Из всех морщин и складок Будды мне особенно нравится та, что как валик нависает над переносицей. На переносице кожа морщится обычно по двум причинам: от излишнего напряжения – горизонтально, и от эмоций – вертикально, бывают и косые морщины, как бедра трапеции, но отчего они образуются мне пока непонятно. У Будды ни первое, ни второе, ни третье; кожистый валик, как козырек торчит над носом и бровями, и не разглаживался даже от двойной, против его обычной, порции «фруктяшки». Мне нравится его козырек, потому что ни у кого я еще не видела такого рельефа. И до ужаса хочется потрогать его пальцем – мягкий, твердый? - и попробовать разгладить его.
- Фруктяшки? – и уже тянусь за кружкой.
- Есть кальвадос?
Вот это номер. Приглядываюсь к Будде. Он складчатый и очень грустный. Почему-то подбородок вперед выпячивает, будто его сзади в шею толкают. Прежде он так не делал, что за новая привычка? И галстук у него, будто корова пожевала и выплюнула, махрится во все стороны, висит, как веревка. Рюмку кальвадоса с приставшей ко дну салфеткой-снежинкой (надо опять на клевер четырехлистный поменять или может, ромашки вырезать?) опрокидывает как одну каплю. И пальцем показывает – налей снова. Салфетка на этот раз отлипает от дна и планирует на стойку. Рюмку он опускает мимо салфетки, и слышится жалобный стук.
- Когда-то я пробовал кальвадос только затем, чтобы ощутить вкус романа Ремарка. Триумфальная арка. История любви. Я тоже хотел такую любовь, и такую ночь, и кальвадос. И платье, черной тенью у кровати. И шторы, сквозь которые не пробивается рассвет. И я считал себя счастливчиком, потому что все это у меня тогда тоже было.  И может быть, именно из-за своего счастья, из-за влюбленности я тогда не распробовал его вкус, - он дзынькнул ногтем по рюмке, и я налила ему еще. Он поднял рюмку на свет. Печальный свет в дозе выжатого яблока. - Не ощутил вкуса тайного, с горечью, как «может быть», как все, что имеет конец и закончится совсем не так, как мы думаем, - и снова печальный стук об стойку.
Будда в трансе повторяет свое заклинание:
- Я был влюблен, мне хотелось, чтобы все воплощалось так, как я выдумал. Я хотел жениться на раскованной чувственной женщине, хотел, чтобы у меня дома всегда был праздник и даже днем – ночь. Разве я многого хотел? Я работал, как зверь. Я ей деньги приносил. Я ничего от нее не требовал. И разве он первый у нее любовник? Знаешь, сколько я их вынес? Думаешь, сколько мне лет? Сорок? Больше? Мне тридцать два, Цеза. Мой возраст остался только цифрой в паспорте, я – старик, развалина. Как так?

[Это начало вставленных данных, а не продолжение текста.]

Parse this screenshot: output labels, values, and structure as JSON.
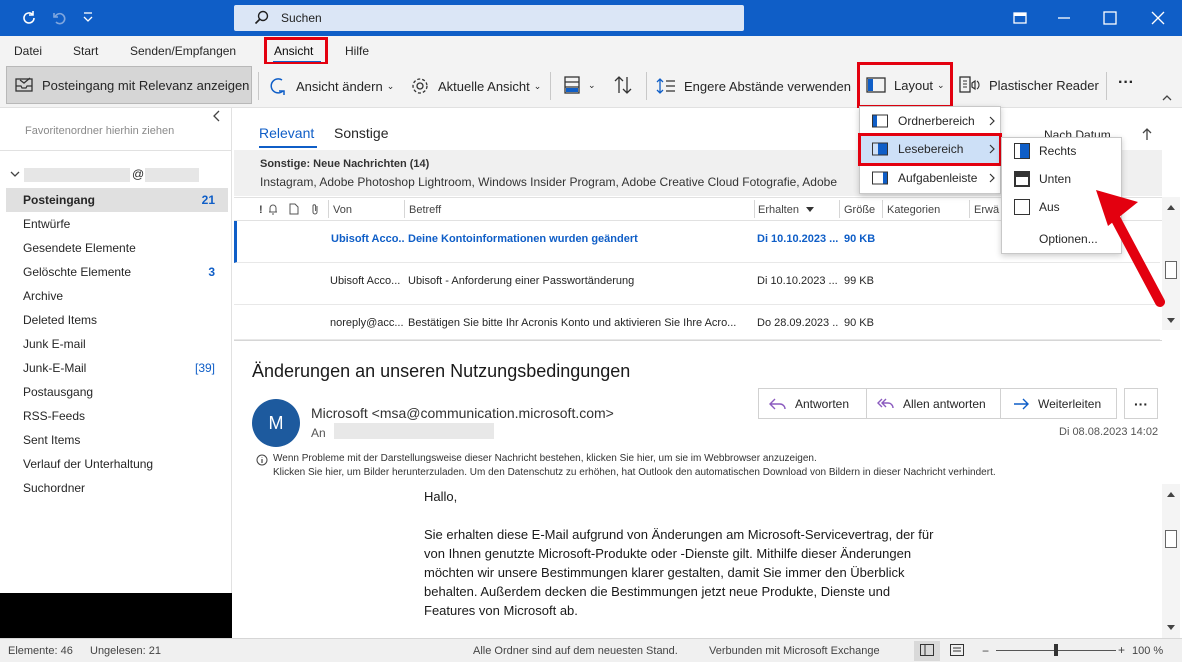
{
  "titlebar": {
    "search_label": "Suchen"
  },
  "menu": {
    "items": [
      "Datei",
      "Start",
      "Senden/Empfangen",
      "Ansicht",
      "Hilfe"
    ]
  },
  "ribbon": {
    "relevanz": "Posteingang mit Relevanz anzeigen",
    "ansicht_aendern": "Ansicht ändern",
    "aktuelle_ansicht": "Aktuelle Ansicht",
    "engere_abstaende": "Engere Abstände verwenden",
    "layout": "Layout",
    "plastischer_reader": "Plastischer Reader",
    "more": "···"
  },
  "nav": {
    "favorites": "Favoritenordner hierhin ziehen",
    "account_at": "@",
    "folders": [
      {
        "name": "Posteingang",
        "count": "21"
      },
      {
        "name": "Entwürfe",
        "count": ""
      },
      {
        "name": "Gesendete Elemente",
        "count": ""
      },
      {
        "name": "Gelöschte Elemente",
        "count": "3"
      },
      {
        "name": "Archive",
        "count": ""
      },
      {
        "name": "Deleted Items",
        "count": ""
      },
      {
        "name": "Junk E-mail",
        "count": ""
      },
      {
        "name": "Junk-E-Mail",
        "count": "[39]"
      },
      {
        "name": "Postausgang",
        "count": ""
      },
      {
        "name": "RSS-Feeds",
        "count": ""
      },
      {
        "name": "Sent Items",
        "count": ""
      },
      {
        "name": "Verlauf der Unterhaltung",
        "count": ""
      },
      {
        "name": "Suchordner",
        "count": ""
      }
    ]
  },
  "list": {
    "tabs": [
      "Relevant",
      "Sonstige"
    ],
    "sort": "Nach Datum",
    "sonstige_title": "Sonstige: Neue Nachrichten (14)",
    "sonstige_senders": "Instagram, Adobe Photoshop Lightroom, Windows Insider Program, Adobe Creative Cloud Fotografie, Adobe",
    "columns": [
      "!",
      "Von",
      "Betreff",
      "Erhalten",
      "Größe",
      "Kategorien",
      "Erwä"
    ],
    "rows": [
      {
        "from": "Ubisoft Acco...",
        "subject": "Deine Kontoinformationen wurden geändert",
        "received": "Di 10.10.2023 ...",
        "size": "90 KB",
        "unread": true
      },
      {
        "from": "Ubisoft Acco...",
        "subject": "Ubisoft - Anforderung einer Passwortänderung",
        "received": "Di 10.10.2023 ...",
        "size": "99 KB",
        "unread": false
      },
      {
        "from": "noreply@acc...",
        "subject": "Bestätigen Sie bitte Ihr Acronis Konto und aktivieren Sie Ihre Acro...",
        "received": "Do 28.09.2023 ...",
        "size": "90 KB",
        "unread": false
      }
    ]
  },
  "layout_menu": {
    "items": [
      "Ordnerbereich",
      "Lesebereich",
      "Aufgabenleiste"
    ]
  },
  "lese_menu": {
    "items": [
      "Rechts",
      "Unten",
      "Aus",
      "Optionen..."
    ]
  },
  "reading": {
    "subject": "Änderungen an unseren Nutzungsbedingungen",
    "avatar_letter": "M",
    "sender": "Microsoft <msa@communication.microsoft.com>",
    "to_label": "An",
    "date": "Di 08.08.2023 14:02",
    "reply": "Antworten",
    "reply_all": "Allen antworten",
    "forward": "Weiterleiten",
    "info_line1": "Wenn Probleme mit der Darstellungsweise dieser Nachricht bestehen, klicken Sie hier, um sie im Webbrowser anzuzeigen.",
    "info_line2": "Klicken Sie hier, um Bilder herunterzuladen. Um den Datenschutz zu erhöhen, hat Outlook den automatischen Download von Bildern in dieser Nachricht verhindert.",
    "greeting": "Hallo,",
    "body_lines": [
      "Sie erhalten diese E-Mail aufgrund von Änderungen am Microsoft-Servicevertrag, der für",
      "von Ihnen genutzte Microsoft-Produkte oder -Dienste gilt. Mithilfe dieser Änderungen",
      "möchten wir unsere Bestimmungen klarer gestalten, damit Sie immer den Überblick",
      "behalten. Außerdem decken die Bestimmungen jetzt neue Produkte, Dienste und",
      "Features von Microsoft ab."
    ]
  },
  "status": {
    "elements": "Elemente: 46",
    "unread": "Ungelesen: 21",
    "uptodate": "Alle Ordner sind auf dem neuesten Stand.",
    "connected": "Verbunden mit Microsoft Exchange",
    "zoom": "100 %"
  },
  "colors": {
    "accent": "#0f5ec7",
    "highlight": "#e3000f",
    "titlebar": "#0f5ec7"
  }
}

            Он роется в портмоне и выбрасывает оттуда две купюры, против обыкновения, мятых. И кажутся они какими-то не такими, не настоящими, что ли. Ну, да, пустяки, - думаю, - сколько он уже у меня пьет? Пусть угостится разок. Только почему так, обманом? Вроде друзья мы. Купюры медленно тают в воздухе, как сахарная пудра на горячей шарлотке. Смотрю на его пальцы, а ногти-то у него с синими лунками. Не крашенные, свои, но синюшные до половины.
- Антон, что же ты…, - впервые его по имени называю, поднимаю глаза выше: пиджак, рубашка, галстук. Галстук у него прямо на шее, а не поверх воротника завязан. Странный галстук: плетеный, махрится, пушится, плетью свисает.
            Втягиваю воздух сквозь зубы, потому что вдруг понимаю - веревка у него на шее затянута, конец ее на грудь свисает, а под кольцом на шее – сине-багровый след тянется, шею опоясывает. Не живой он, Будда, мертвее мертвого.
- Зачем? – выдавливаю слово-слизняк из горла, оно шлепается с языка тухлой лужей.
- Больно было, не выдержал…, - и складки собираются к глазам, он вот-вот заплачет. Но сдерживается и улыбается косо, губы уезжают за правое ухо. - Зато теперь я твой вечный клиент. Рада?
            Киваю. Две росинки катятся по крыльям носа.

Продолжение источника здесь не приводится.